The European market for technology acquisitions staged a comeback in 2004 following a three-year downturn in activity, according to research from UK corporate finance house Regent Associates.
The total number of deals recorded last year rose to 2,405, beating the dotcom bubble year of 2000 and representing a 69% increase on 2003. The combined value of transactions rose strongly by 36% to $134.22 billion, still way short of the $764bn seen in 2000.
Peter Rowell, chairman, Regent Associates says: "Unlike the year 2000, the current activity is built on solid foundations with carefully thought out strategic and financial metrics. Buyers know what they are buying and sellers know why they are selling."

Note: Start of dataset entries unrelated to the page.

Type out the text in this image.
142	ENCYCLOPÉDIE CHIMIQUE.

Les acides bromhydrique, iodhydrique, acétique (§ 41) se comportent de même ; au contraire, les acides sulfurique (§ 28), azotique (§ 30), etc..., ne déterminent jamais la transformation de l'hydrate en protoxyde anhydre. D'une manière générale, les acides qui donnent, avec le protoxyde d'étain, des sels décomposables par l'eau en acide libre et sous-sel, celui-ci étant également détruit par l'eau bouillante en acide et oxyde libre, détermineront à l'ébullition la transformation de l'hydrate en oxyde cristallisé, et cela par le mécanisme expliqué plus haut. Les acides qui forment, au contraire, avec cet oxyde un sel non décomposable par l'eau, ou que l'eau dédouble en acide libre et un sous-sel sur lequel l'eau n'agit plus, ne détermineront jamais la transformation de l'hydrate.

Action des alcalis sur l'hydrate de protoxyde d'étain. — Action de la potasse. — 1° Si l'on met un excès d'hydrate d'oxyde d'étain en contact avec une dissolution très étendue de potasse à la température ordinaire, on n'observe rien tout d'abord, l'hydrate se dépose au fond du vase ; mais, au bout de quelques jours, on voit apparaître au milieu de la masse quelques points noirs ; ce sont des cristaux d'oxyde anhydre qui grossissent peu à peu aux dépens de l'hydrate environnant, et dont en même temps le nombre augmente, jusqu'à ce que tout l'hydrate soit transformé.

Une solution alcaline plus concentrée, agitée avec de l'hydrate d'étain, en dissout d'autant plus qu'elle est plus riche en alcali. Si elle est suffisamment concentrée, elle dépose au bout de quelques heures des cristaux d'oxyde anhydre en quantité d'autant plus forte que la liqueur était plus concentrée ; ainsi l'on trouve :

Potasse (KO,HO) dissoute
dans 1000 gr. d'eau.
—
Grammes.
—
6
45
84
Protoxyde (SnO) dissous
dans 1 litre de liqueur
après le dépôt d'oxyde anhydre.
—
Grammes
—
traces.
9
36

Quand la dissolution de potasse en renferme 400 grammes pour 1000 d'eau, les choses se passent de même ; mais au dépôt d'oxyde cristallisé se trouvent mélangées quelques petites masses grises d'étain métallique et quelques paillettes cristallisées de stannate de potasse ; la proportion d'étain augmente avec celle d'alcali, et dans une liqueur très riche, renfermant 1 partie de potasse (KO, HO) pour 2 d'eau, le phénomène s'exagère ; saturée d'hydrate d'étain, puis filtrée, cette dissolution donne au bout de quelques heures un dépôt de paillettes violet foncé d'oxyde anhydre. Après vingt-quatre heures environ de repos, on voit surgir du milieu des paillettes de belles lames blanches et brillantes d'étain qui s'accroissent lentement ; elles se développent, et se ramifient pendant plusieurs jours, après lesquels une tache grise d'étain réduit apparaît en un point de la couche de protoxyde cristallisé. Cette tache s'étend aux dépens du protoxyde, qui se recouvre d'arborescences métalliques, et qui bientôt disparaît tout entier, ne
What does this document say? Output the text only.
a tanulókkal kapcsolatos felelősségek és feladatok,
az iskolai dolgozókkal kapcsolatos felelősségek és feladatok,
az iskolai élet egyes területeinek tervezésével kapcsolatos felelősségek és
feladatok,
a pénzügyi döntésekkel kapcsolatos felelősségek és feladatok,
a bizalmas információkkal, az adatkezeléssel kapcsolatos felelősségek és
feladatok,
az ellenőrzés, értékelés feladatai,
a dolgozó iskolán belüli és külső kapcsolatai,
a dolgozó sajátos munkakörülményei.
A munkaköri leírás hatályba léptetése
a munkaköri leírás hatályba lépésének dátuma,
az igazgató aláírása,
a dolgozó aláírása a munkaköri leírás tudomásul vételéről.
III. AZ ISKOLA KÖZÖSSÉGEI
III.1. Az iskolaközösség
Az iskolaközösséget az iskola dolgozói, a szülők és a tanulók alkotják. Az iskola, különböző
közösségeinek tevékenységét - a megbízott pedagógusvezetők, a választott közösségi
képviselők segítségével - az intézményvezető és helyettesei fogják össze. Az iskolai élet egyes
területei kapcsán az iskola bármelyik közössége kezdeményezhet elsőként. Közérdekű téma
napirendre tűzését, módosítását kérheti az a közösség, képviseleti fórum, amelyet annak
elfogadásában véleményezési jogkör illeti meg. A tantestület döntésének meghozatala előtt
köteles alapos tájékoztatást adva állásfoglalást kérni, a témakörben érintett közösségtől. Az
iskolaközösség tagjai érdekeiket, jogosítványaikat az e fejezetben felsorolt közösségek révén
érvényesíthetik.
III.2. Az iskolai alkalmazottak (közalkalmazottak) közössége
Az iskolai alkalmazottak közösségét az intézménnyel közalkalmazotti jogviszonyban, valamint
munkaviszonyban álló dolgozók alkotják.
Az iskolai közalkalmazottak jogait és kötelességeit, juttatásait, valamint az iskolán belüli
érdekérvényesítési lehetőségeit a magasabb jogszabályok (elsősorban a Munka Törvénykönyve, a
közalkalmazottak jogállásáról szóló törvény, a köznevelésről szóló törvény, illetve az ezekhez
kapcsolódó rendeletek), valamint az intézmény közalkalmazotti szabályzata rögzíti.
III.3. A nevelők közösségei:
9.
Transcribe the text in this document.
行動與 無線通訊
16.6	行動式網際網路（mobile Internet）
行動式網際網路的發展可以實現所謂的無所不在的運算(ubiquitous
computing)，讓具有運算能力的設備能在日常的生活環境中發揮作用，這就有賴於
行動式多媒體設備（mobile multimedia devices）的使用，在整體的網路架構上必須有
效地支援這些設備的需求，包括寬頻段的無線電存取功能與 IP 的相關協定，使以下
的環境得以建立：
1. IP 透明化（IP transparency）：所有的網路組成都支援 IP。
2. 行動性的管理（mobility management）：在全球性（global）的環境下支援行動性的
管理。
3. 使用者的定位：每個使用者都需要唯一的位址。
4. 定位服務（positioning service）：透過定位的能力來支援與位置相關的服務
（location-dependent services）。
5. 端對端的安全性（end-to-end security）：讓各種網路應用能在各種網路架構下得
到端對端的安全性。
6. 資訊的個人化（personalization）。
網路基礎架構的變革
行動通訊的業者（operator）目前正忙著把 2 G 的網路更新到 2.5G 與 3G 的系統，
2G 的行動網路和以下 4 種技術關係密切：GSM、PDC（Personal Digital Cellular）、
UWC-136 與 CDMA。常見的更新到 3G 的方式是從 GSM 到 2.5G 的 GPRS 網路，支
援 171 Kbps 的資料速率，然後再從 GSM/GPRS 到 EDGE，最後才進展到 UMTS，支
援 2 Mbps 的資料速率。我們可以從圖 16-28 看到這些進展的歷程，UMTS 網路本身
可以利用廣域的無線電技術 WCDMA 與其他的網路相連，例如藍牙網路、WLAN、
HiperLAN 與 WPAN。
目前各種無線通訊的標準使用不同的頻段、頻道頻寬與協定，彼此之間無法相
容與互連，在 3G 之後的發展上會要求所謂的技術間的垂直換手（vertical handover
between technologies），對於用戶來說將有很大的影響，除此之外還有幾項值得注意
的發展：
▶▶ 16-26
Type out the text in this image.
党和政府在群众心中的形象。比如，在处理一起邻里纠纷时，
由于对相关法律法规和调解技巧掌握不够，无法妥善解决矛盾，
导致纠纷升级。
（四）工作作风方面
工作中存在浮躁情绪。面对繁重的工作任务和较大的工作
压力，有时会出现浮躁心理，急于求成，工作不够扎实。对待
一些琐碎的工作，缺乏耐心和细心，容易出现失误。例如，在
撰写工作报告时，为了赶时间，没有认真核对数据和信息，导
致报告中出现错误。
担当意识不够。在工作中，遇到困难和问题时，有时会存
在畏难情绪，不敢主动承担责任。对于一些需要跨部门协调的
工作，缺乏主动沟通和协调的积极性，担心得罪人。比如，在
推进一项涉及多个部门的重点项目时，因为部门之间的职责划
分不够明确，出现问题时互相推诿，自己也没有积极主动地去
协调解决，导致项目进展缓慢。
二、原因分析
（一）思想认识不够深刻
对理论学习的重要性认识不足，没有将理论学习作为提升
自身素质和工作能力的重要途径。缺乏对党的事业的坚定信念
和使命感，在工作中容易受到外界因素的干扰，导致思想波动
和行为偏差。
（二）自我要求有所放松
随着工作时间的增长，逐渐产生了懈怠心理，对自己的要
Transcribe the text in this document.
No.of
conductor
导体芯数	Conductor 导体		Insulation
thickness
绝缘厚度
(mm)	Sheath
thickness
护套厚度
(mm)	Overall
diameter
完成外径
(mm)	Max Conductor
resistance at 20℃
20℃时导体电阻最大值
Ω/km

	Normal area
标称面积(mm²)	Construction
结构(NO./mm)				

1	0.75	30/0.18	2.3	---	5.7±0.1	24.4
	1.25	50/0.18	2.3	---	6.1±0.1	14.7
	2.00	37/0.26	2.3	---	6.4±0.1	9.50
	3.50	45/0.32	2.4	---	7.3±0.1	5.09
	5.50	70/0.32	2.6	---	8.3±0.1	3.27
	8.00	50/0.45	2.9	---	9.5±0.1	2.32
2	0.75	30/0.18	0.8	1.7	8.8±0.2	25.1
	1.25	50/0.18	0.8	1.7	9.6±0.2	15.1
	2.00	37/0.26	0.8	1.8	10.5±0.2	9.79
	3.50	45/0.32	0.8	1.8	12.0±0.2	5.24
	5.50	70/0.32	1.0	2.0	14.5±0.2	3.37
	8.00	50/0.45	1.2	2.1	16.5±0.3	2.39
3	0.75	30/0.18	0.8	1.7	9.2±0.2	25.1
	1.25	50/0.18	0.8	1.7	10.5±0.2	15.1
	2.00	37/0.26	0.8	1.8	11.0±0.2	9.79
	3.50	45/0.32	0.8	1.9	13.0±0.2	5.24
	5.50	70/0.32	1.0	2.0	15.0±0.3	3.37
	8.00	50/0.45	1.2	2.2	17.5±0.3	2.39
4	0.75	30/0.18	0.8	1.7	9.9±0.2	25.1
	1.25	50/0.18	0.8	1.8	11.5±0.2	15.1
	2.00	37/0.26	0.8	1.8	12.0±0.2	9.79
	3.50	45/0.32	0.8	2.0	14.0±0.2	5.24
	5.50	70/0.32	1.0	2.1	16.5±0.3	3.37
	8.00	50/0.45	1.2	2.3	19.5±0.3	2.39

With share prices still languishing, cash has emerged as the preferred means of funding M&A transactions.
Says Rowell: "There is plenty of cash around at present. The top ten US technology companies currently have available cash in excess of $150bn whilst the European venture capital industry is reportedly sitting on some €39bn. If the market will not deliver strong organic growth then the rapidly improving cash positions of many leading suppliers will be used to fuel growth by acquisition."
The recovery appears to be spotty, however. Data collected by Cobalt Corporate Finance for technology transactions over £1m in the UK and Ireland shows a fourth consecutive fall in transaction numbers to a new low of 100 deals. Total deal values were nonetheless 27% up on 2003 at £496m as the average deal size increased substantially over the year.
The most active investors during 2004 were 3i (17 deals) and Scottish Equity Partners (10 deals), says Cobalt. Other active investors that were noted during the period include Cross Atlantic Partners, Doughty Hanson Venture Partners, Benchmark and Accel.
Paddy MccGwire, Cobalt's managing director comments: "Many VC investors are in fund raising mode themselves, which generates increased selectivity as more focus is placed on the precise composition of the portfolio and need for exits, as performance/track record will be under scrutiny."